“Mifune: The Last Samurai” will be screened on Saturday, Jan. 20, at 2 p.m. in the Tateuchi Democracy Forum of the Japanese American National Museum, 100 N. Central Ave. in Little Tokyo.
The documentary by Academy Award-winning filmmaker Steven Okazaki explores the accidental movie career of Toshiro Mifune, one of the true giants of world cinema.
Mifune made 16 remarkable films with director Akira Kurosawa during the golden age of Japanese cinema, including “Rashomon” (1950), “Seven Samurai” (1954), and “Yojimbo” (1961).
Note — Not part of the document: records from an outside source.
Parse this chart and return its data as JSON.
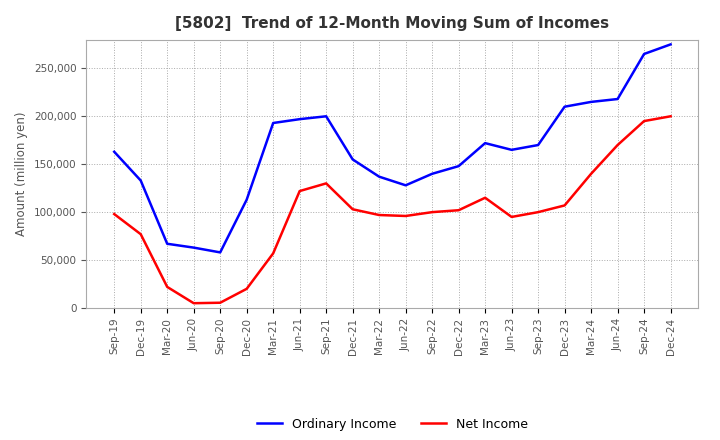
{
  "title": "[5802]  Trend of 12-Month Moving Sum of Incomes",
  "ylabel": "Amount (million yen)",
  "x_labels": [
    "Sep-19",
    "Dec-19",
    "Mar-20",
    "Jun-20",
    "Sep-20",
    "Dec-20",
    "Mar-21",
    "Jun-21",
    "Sep-21",
    "Dec-21",
    "Mar-22",
    "Jun-22",
    "Sep-22",
    "Dec-22",
    "Mar-23",
    "Jun-23",
    "Sep-23",
    "Dec-23",
    "Mar-24",
    "Jun-24",
    "Sep-24",
    "Dec-24"
  ],
  "ordinary_income": [
    163000,
    133000,
    67000,
    63000,
    58000,
    113000,
    193000,
    197000,
    200000,
    155000,
    137000,
    128000,
    140000,
    148000,
    172000,
    165000,
    170000,
    210000,
    215000,
    218000,
    265000,
    275000
  ],
  "net_income": [
    98000,
    77000,
    22000,
    5000,
    5500,
    20000,
    57000,
    122000,
    130000,
    103000,
    97000,
    96000,
    100000,
    102000,
    115000,
    95000,
    100000,
    107000,
    140000,
    170000,
    195000,
    200000
  ],
  "ordinary_income_color": "#0000FF",
  "net_income_color": "#FF0000",
  "background_color": "#FFFFFF",
  "grid_color": "#AAAAAA",
  "ylim": [
    0,
    280000
  ],
  "yticks": [
    0,
    50000,
    100000,
    150000,
    200000,
    250000
  ],
  "title_fontsize": 11,
  "tick_fontsize": 7.5,
  "ylabel_fontsize": 8.5,
  "legend_labels": [
    "Ordinary Income",
    "Net Income"
  ],
  "title_color": "#333333",
  "tick_color": "#555555"
}
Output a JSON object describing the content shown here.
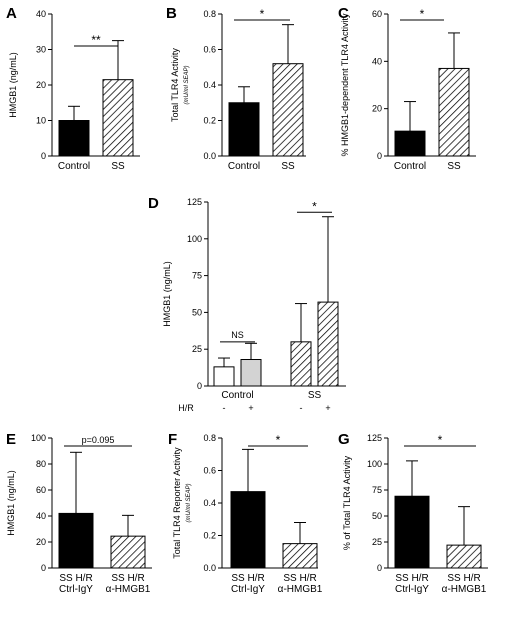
{
  "figure": {
    "background": "#ffffff",
    "colors": {
      "black": "#000000",
      "white": "#ffffff",
      "gray": "#d3d3d3"
    }
  },
  "chart_data": [
    {
      "id": "A",
      "panel": "A",
      "type": "bar",
      "categories": [
        "Control",
        "SS"
      ],
      "values": [
        10,
        21.5
      ],
      "errors": [
        4,
        11
      ],
      "fills": [
        "black",
        "hatch"
      ],
      "ylabel": "HMGB1 (ng/mL)",
      "ylim": [
        0,
        40
      ],
      "yticks": [
        0,
        10,
        20,
        30,
        40
      ],
      "ytick_labels": [
        "0",
        "10",
        "20",
        "30",
        "40"
      ],
      "significance": "**"
    },
    {
      "id": "B",
      "panel": "B",
      "type": "bar",
      "categories": [
        "Control",
        "SS"
      ],
      "values": [
        0.3,
        0.52
      ],
      "errors": [
        0.09,
        0.22
      ],
      "fills": [
        "black",
        "hatch"
      ],
      "ylabel": "Total TLR4 Activity",
      "ylabel_sub": "(mU/ml SEAP)",
      "ylim": [
        0,
        0.8
      ],
      "yticks": [
        0,
        0.2,
        0.4,
        0.6,
        0.8
      ],
      "ytick_labels": [
        "0.0",
        "0.2",
        "0.4",
        "0.6",
        "0.8"
      ],
      "significance": "*"
    },
    {
      "id": "C",
      "panel": "C",
      "type": "bar",
      "categories": [
        "Control",
        "SS"
      ],
      "values": [
        10.5,
        37
      ],
      "errors": [
        12.5,
        15
      ],
      "fills": [
        "black",
        "hatch"
      ],
      "ylabel": "% HMGB1-dependent TLR4 Activity",
      "ylim": [
        0,
        60
      ],
      "yticks": [
        0,
        20,
        40,
        60
      ],
      "ytick_labels": [
        "0",
        "20",
        "40",
        "60"
      ],
      "significance": "*"
    },
    {
      "id": "D",
      "panel": "D",
      "type": "bar",
      "groups": [
        "Control",
        "SS"
      ],
      "hr_label": "H/R",
      "hr_signs": [
        "-",
        "+",
        "-",
        "+"
      ],
      "values": [
        13,
        18,
        30,
        57
      ],
      "errors": [
        6,
        11,
        26,
        58
      ],
      "fills": [
        "white",
        "gray",
        "hatch",
        "hatch"
      ],
      "ylabel": "HMGB1 (ng/mL)",
      "ylim": [
        0,
        125
      ],
      "yticks": [
        0,
        25,
        50,
        75,
        100,
        125
      ],
      "ytick_labels": [
        "0",
        "25",
        "50",
        "75",
        "100",
        "125"
      ],
      "annotations": [
        "NS",
        "*"
      ]
    },
    {
      "id": "E",
      "panel": "E",
      "type": "bar",
      "categories": [
        "SS H/R\nCtrl-IgY",
        "SS H/R\nα-HMGB1"
      ],
      "values": [
        42,
        24.5
      ],
      "errors": [
        47,
        16
      ],
      "fills": [
        "black",
        "hatch"
      ],
      "ylabel": "HMGB1 (ng/mL)",
      "ylim": [
        0,
        100
      ],
      "yticks": [
        0,
        20,
        40,
        60,
        80,
        100
      ],
      "ytick_labels": [
        "0",
        "20",
        "40",
        "60",
        "80",
        "100"
      ],
      "significance": "p=0.095"
    },
    {
      "id": "F",
      "panel": "F",
      "type": "bar",
      "categories": [
        "SS H/R\nCtrl-IgY",
        "SS H/R\nα-HMGB1"
      ],
      "values": [
        0.47,
        0.15
      ],
      "errors": [
        0.26,
        0.13
      ],
      "fills": [
        "black",
        "hatch"
      ],
      "ylabel": "Total TLR4 Reporter Activity",
      "ylabel_sub": "(mU/ml SEAP)",
      "ylim": [
        0,
        0.8
      ],
      "yticks": [
        0,
        0.2,
        0.4,
        0.6,
        0.8
      ],
      "ytick_labels": [
        "0.0",
        "0.2",
        "0.4",
        "0.6",
        "0.8"
      ],
      "significance": "*"
    },
    {
      "id": "G",
      "panel": "G",
      "type": "bar",
      "categories": [
        "SS H/R\nCtrl-IgY",
        "SS H/R\nα-HMGB1"
      ],
      "values": [
        69,
        22
      ],
      "errors": [
        34,
        37
      ],
      "fills": [
        "black",
        "hatch"
      ],
      "ylabel": "% of Total TLR4 Activity",
      "ylim": [
        0,
        125
      ],
      "yticks": [
        0,
        25,
        50,
        75,
        100,
        125
      ],
      "ytick_labels": [
        "0",
        "25",
        "50",
        "75",
        "100",
        "125"
      ],
      "significance": "*"
    }
  ]
}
Together they thrilled audiences and influenced filmmaking around the world, providing direct inspiration for the iconic 1960 western “The Magnificent Seven”; Sergio Leone and Clint Eastwood’s breakout 1964 movie “A Fistful of Dollars”; and even George Lucas’ 1977 blockbuster, “Star Wars.”
The filmmaker will be present for a Q&A following the screening. Okazaki won an Oscar for “Days of Waiting” and was nominated for “Unfinished Business,” “The Mushroom Club” and “The Consience of Nhem En.” He received an Emmy for “White Light/Black Rain: The Destruction of Hiroshima and Nagasaki.” For more information on his works, visit www.farfilm.com/.
Included with museum admission. RSVPs are strongly recommended. For more information, call (213) 625-0414 or visit www.janm.org.
Note that the 2018 Women’s March takes place in Downtown Los Angeles on the morning of Jan. 20. Street closures will be in place and traffic and parking may be affected.